As Auto Sales Cool, There Are Great Deals to Be Had — and Worries of a Lending Bubble

LOS ANGELES (Los Angeles Times/TNS) —

auto, sales, loans, lending, debt, bubbleHeather Milne Barger and her husband knew it was about time to replace their 12-year-old Honda Civic hybrid this year — not only because it was showing its age, but because they knew there were bargains to be had.

“There were a lot of deals that dealerships were having, and cheap financing,” said Milne Barger, 44.

Sure enough, when the Southern California couple bought their new Subaru Outback in February, the dealership knocked $2,300 off the $29,400 list price — and offered them a no-interest loan.

Indeed, there’s rarely been a better time to buy a car or truck.

New-vehicle sales have set records in each of the last two years — juiced by continuing low interest rates, incentives and generous lending practices.

Now, America is awash in cars and trucks, and sales are on track to decline this year for the first time since the recession.

That means manufacturers and lenders will have to make sales and loan terms even more attractive than they have been if they want to maintain volume.

Carlos Badosa has sold cars at Toyota dealerships for almost 40 years, through boom times and lean years, but he’s never quite seen deals like he has lately.

Over the last few months, the Japanese carmaker has begun offering rebates of at least $2,000 on every model — and twice that amount for some slower selling sedans.

“That’s unheard of,” said Badosa, 62, finance director at Toyota of Downtown LA, who expects the deals might get even sweeter.

“I think inventories are very, very high. They have a whole lot of cars,” he said. “They need to get somebody to buy them. “

The Bargers have excellent credit, but car dealers and lenders have also been luring buyers with spottier credit records. And the results have been predictable.

A growing number of loans have been issued to subprime borrowers over the last few years and they’ve started to go bad at rates not seen since the recession.

“It raises the question: How does this end?” said Moody’s rating analyst Jason Grohotolski. “I feel like we’re at an inflection point, and it’s hard to tell at the moment whether discipline will prevail or loosening will continue.”

At his downtown Toyota dealership, Badosa has noticed not only sweeter incentives, but also plenty of easy credit offered by lenders, including Toyota’s in-house financing arm, as well as credit unions and specialty finance companies.

Lenders increasingly have been willing to make loans to customers who have limited credit histories. They’re also more willing to offer longer terms.

At the beginning of 2010, the average auto loan in the U.S. lasted 62 months. By the end of last year, the average had risen to 68, or more than 5 1/2 years, according to Moody’s research.

And 32 percent of loans had terms of longer than six years — up from 29 percent just a year earlier. Longer terms allow buyers to lower monthly payments, or to buy more expensive vehicles.

Badosa has even seen an uptick in seven-year loans that carry higher rates of interest.

“It’s still a small percentage, but it’s getting more common,” he said. “I don’t like it. It doesn’t do the customer any good, but when people want a car bad enough … we’ll find a way to get it for you.”

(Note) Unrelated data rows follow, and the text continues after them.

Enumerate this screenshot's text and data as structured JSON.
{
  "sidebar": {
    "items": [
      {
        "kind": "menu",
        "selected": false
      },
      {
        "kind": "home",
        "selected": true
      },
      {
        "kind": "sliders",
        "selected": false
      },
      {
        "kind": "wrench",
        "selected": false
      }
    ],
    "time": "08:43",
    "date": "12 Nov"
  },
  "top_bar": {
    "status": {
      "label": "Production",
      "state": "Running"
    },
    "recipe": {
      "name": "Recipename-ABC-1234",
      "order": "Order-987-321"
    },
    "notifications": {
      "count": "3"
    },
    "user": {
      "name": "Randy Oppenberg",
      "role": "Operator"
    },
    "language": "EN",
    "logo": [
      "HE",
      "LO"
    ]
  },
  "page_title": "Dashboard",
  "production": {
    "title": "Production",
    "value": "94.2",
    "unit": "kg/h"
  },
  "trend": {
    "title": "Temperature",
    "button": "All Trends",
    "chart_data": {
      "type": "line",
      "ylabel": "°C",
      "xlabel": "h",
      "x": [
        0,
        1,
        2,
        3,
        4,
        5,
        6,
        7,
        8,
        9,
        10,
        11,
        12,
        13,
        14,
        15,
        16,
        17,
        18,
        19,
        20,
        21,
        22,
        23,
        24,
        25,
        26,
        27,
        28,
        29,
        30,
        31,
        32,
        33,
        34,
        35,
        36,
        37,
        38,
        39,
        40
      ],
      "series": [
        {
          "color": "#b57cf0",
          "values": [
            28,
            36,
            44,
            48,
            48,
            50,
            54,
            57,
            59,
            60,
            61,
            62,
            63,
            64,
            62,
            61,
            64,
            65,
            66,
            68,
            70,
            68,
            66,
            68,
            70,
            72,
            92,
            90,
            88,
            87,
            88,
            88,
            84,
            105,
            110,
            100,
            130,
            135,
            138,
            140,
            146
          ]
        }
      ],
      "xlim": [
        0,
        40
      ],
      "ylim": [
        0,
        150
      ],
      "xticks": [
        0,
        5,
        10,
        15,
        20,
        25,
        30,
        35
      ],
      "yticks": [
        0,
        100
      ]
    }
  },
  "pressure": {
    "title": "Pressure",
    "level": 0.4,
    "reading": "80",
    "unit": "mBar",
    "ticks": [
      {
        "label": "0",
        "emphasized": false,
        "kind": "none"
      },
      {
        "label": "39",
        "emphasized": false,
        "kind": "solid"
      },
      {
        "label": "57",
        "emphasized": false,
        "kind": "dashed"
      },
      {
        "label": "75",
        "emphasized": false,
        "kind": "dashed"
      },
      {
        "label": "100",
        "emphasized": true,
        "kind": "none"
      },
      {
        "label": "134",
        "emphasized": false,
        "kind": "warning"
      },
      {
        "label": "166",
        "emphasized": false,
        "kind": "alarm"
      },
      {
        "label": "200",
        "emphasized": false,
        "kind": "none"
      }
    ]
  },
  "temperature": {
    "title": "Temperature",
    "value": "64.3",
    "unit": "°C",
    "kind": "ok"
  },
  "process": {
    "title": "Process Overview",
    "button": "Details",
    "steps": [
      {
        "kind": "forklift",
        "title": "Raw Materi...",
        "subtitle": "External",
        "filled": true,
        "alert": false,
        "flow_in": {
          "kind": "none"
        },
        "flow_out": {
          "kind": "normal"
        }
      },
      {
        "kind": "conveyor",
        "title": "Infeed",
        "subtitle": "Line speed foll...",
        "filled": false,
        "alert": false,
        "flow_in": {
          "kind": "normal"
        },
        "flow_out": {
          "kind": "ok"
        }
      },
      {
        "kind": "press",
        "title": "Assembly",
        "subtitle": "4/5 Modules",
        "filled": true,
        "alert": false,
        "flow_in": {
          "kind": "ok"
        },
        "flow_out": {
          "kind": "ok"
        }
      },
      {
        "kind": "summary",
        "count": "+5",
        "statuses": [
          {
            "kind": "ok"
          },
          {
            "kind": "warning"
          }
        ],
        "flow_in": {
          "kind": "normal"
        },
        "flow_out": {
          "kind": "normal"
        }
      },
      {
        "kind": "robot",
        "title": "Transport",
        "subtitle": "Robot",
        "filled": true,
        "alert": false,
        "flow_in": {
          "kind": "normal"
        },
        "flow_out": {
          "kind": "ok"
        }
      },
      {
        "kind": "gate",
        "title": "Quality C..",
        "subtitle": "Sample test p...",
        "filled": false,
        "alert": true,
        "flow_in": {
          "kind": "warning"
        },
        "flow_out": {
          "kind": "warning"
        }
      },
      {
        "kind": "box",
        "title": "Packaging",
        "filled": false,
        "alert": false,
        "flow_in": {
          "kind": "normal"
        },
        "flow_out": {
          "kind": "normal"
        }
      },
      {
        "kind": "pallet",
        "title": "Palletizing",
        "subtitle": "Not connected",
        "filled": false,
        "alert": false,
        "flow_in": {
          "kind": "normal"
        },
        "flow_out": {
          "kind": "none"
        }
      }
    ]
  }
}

The last several years have already seen a big increase in auto lending, including subprime lending.

At the end of last year, Americans owed about $1.2 trillion in auto loan debt, a record amount, and car loans now represent more of total household debt — 9.2 percent — than they have since the end of 2002.

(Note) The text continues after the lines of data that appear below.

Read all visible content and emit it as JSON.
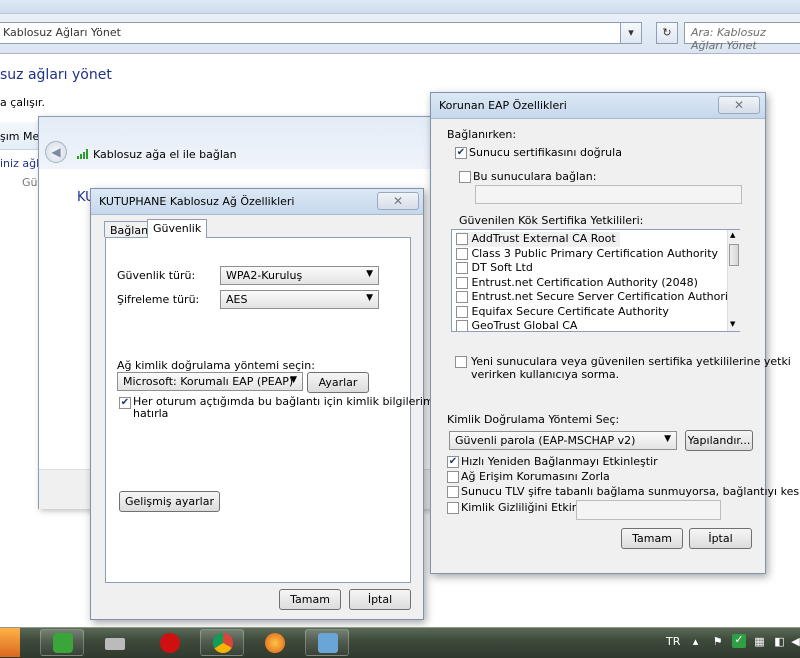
{
  "explorer": {
    "address": "Kablosuz Ağları Yönet",
    "search_placeholder": "Ara: Kablosuz Ağları Yönet",
    "heading": "suz ağları yönet",
    "subtext": "a çalışır.",
    "strip_text": "şım Merk",
    "list_line1": "iniz ağla",
    "list_line2": "Güv"
  },
  "wizard": {
    "title": "Kablosuz ağa el ile bağlan",
    "heading": "KU"
  },
  "kutuphane": {
    "title": "KUTUPHANE Kablosuz Ağ Özellikleri",
    "close_symbol": "✕",
    "tabs": [
      "Bağlantı",
      "Güvenlik"
    ],
    "active_tab": "Güvenlik",
    "security_type_label": "Güvenlik türü:",
    "security_type_value": "WPA2-Kuruluş",
    "encryption_label": "Şifreleme türü:",
    "encryption_value": "AES",
    "auth_method_label": "Ağ kimlik doğrulama yöntemi seçin:",
    "auth_method_value": "Microsoft: Korumalı EAP (PEAP)",
    "settings_button": "Ayarlar",
    "remember_line1": "Her oturum açtığımda bu bağlantı için kimlik bilgilerimi",
    "remember_line2": "hatırla",
    "remember_checked": true,
    "advanced_button": "Gelişmiş ayarlar",
    "ok_button": "Tamam",
    "cancel_button": "İptal"
  },
  "eap": {
    "title": "Korunan EAP Özellikleri",
    "close_symbol": "✕",
    "connecting_label": "Bağlanırken:",
    "validate_cert": "Sunucu sertifikasını doğrula",
    "validate_checked": true,
    "connect_servers": "Bu sunuculara bağlan:",
    "connect_checked": false,
    "trusted_root_label": "Güvenilen Kök Sertifika Yetkilileri:",
    "certificates": [
      "AddTrust External CA Root",
      "Class 3 Public Primary Certification Authority",
      "DT Soft Ltd",
      "Entrust.net Certification Authority (2048)",
      "Entrust.net Secure Server Certification Authority",
      "Equifax Secure Certificate Authority",
      "GeoTrust Global CA"
    ],
    "prompt_line1": "Yeni sunuculara veya güvenilen sertifika yetkililerine yetki",
    "prompt_line2": "verirken kullanıcıya sorma.",
    "auth_method_label": "Kimlik Doğrulama Yöntemi Seç:",
    "auth_method_value": "Güvenli parola (EAP-MSCHAP v2)",
    "configure_button": "Yapılandır...",
    "fast_reconnect": "Hızlı Yeniden Bağlanmayı Etkinleştir",
    "fast_reconnect_checked": true,
    "nap": "Ağ Erişim Korumasını Zorla",
    "tlv": "Sunucu TLV şifre tabanlı bağlama sunmuyorsa, bağlantıyı kes",
    "identity_privacy": "Kimlik Gizliliğini Etkinleştir",
    "ok_button": "Tamam",
    "cancel_button": "İptal"
  },
  "taskbar": {
    "language": "TR"
  }
}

Roughly a quarter of that debt is owed by borrowers with subprime credit scores, according to the Federal Reserve Bank of New York and credit bureau Equifax. Although that’s a smaller percentage of overall auto debt than during the run-up to the recession, it’s a record amount. And a growing number are falling behind on their loans.

Two percent of subprime auto loan borrowers were more than 90 days behind — considered seriously delinquent — in the third quarter, up from 1.4 percent at the end of 2012, according to the New York Fed.

As those borrowers drive up delinquency rates overall, some lenders, especially banks, have tightened their credit standards, requiring higher scores and larger down payments. But others, particularly finance companies that specialize in loans to subprime borrowers, are moving in the opposite direction.

Paul Kerwin, chief financial officer of Westlake Financial Services, an LA auto lender that specializes in high-interest loans to customers with weak credit, said many of Westlake’s competitors have been too willing to offer risky loans.

Instead of Westlake’s typical loans for $10,000 or $12,000 that are paid off in four years or so, some lenders are offering much larger loans and longer terms.

“When lenders loosen, you get a $20,000 loan and a 72-month term, and now that’s just coming back to bite everyone,” Kerwin said. “A lot of it is putting a customer in too much car.”

In December, the average new car sold for a record $35,309, an increase of nearly $1,000 over the average paid in December 2014, according to auto information provider Kelley Blue Book. The firm cited a sudden shift toward trucks and sport utility vehicles as the key factor driving up prices.